Vor einigen Jahren begleitete ich eine Frau, die von ihren Eltern als 18-jährige mit einem Mann, den sie kaum kannte, in ihrem Heimatland zwangsverheiratet wurde. Er nahm sie mit nach Deutschland, wo sie im Haus der Schwiegereltern leben und arbeiten musste. Sie bekam vier Kinder, durfte keinen Deutschkurs besuchen und das Haus nicht allein verlassen. Nach 13 Jahren in Deutschland kam sie in unsere Beratungsstelle. Gemeinsam suchten wir nach möglichen Zukunftsperspektiven und begleiteten sie auf ihrem Weg. Heute lebt sie mit ihren Kindern allein in einer eigenen Wohnung. Sie hat einen Sprachkurs besucht und unterhält mit ihrer Halbtagsstelle sich und ihre Kinder. Erfolgsgeschichten wie diese machten mir große Freude und motivierten mich für die Arbeit im Gewaltschutz. Besonders freute mich, einer Frau über längere Zeit zur Seite zu stehen, mit ihr auf vergangene Situationen und Hürden zurückzublicken und das Erreichte wertzuschätzen.

Was ist das House of Hope?

Seit knapp 40 Jahren arbeitet Sr. Lorena Jenal, eine Schweizer Ordensschwester, im südlichen Hochland von Papua-Neuguinea. Seit mehreren Jahren unterstützt sie Frauen, die Opfer von Hexenverfolgung werden. Diese Frauen brauchen einen Ort, an dem sie sicher sind und nach Folter und Gewalt zur Ruhe kommen können. Das wird das Frauenschutzzentrum House of Hope sein, das nun gebaut wird. Sr. Lorena wird das Projekt leiten und dort gemeinsam mit ihrem lokalen Team arbeiten, zu dem ich gehören werde.

Wie werden Sie Ihre Kenntnisse dort einbringen?

Meine Mitarbeit soll einen ganzheitlichen Heilungs- und Aufarbeitungsprozess bei den Frauen unterstützen und wo es möglich ist, ihre Wiedereingliederung in die Gemeinschaft mit Versöhnungsarbeit und Mediation erleichtern.

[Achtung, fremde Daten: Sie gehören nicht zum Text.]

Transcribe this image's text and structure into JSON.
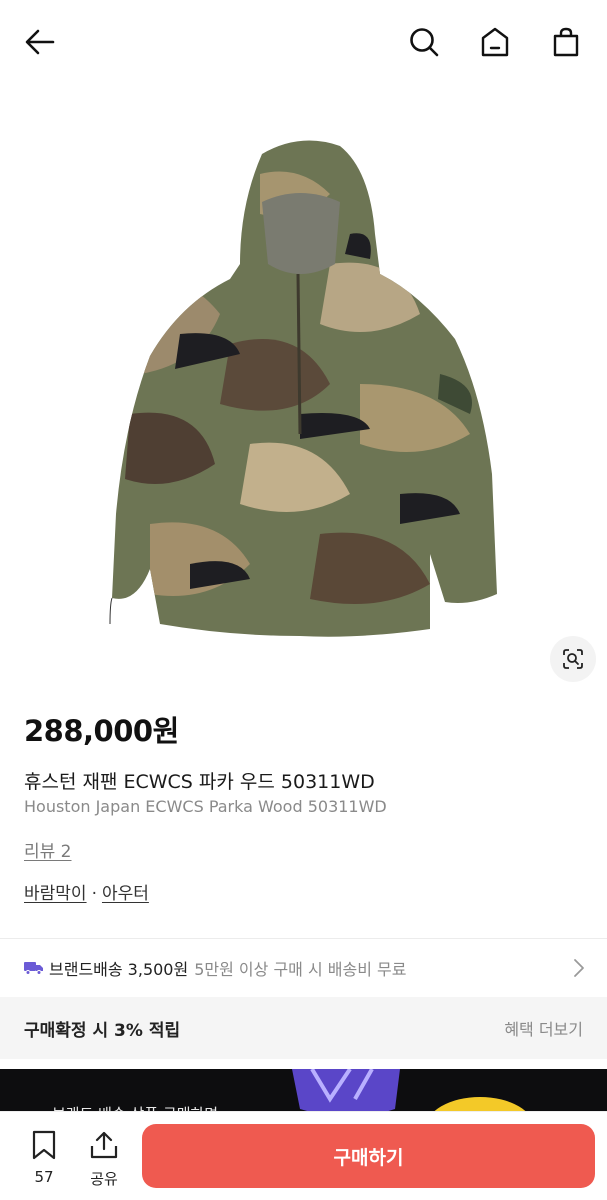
{
  "header": {
    "back_icon": "arrow-left-icon",
    "search_icon": "search-icon",
    "home_icon": "home-icon",
    "cart_icon": "shopping-bag-icon"
  },
  "product": {
    "image_alt": "camouflage hooded parka",
    "lens_icon": "image-search-icon",
    "price": "288,000원",
    "name_ko": "휴스턴 재팬 ECWCS 파카 우드 50311WD",
    "name_en": "Houston Japan ECWCS Parka Wood 50311WD",
    "review": "리뷰 2",
    "category_1": "바람막이",
    "category_sep": "·",
    "category_2": "아우터"
  },
  "shipping": {
    "icon": "truck-icon",
    "label": "브랜드배송 3,500원",
    "condition": "5만원 이상 구매 시 배송비 무료",
    "chevron": "chevron-right-icon"
  },
  "benefit": {
    "label": "구매확정 시 3% 적립",
    "more": "혜택 더보기"
  },
  "banner": {
    "text": "브랜드 배송 상품 구매하면"
  },
  "bottom_bar": {
    "bookmark_count": "57",
    "share_label": "공유",
    "buy_label": "구매하기"
  },
  "colors": {
    "accent": "#ef5a50",
    "ship_icon": "#6b5bd6",
    "muted": "#8a8a8a"
  }
}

Darüber hinaus soll Aufklärungs- und Präventionsarbeit innerhalb der Communities durchgeführt werden. Als junge Frau werde ich dabei vorrangig in Schulen und mit Jugendgruppen arbeiten. Eine weitere Aufgabe wird sein, Mitarbeiter*innen und Multiplikator*innen in Workshops und Schulungen weiterzubilden.

Als Frauen teilen wir alle, unabhängig von unserer Herkunft, das Frausein. Ich hoffe auf dieser Basis einen vertrauensvollen Zugang zu den Frauen aufbauen zu können und sie ein Stück ihres Lebensweges zu begleiten. Es wird ganz pragmatisch darum gehen, mit ihnen Alltagsstrukturen, eine gute Gemeinschaft im House of Hope aufzubauen und ihren Schritt zurück in ein selbstständiges, gewaltfreies Leben zu begleiten.

Besonders freue ich mich darauf, in einem interkulturellen Team von Frauen mitzuarbeiten und im Austausch mit den Kolleginnen voneinander lernen zu können.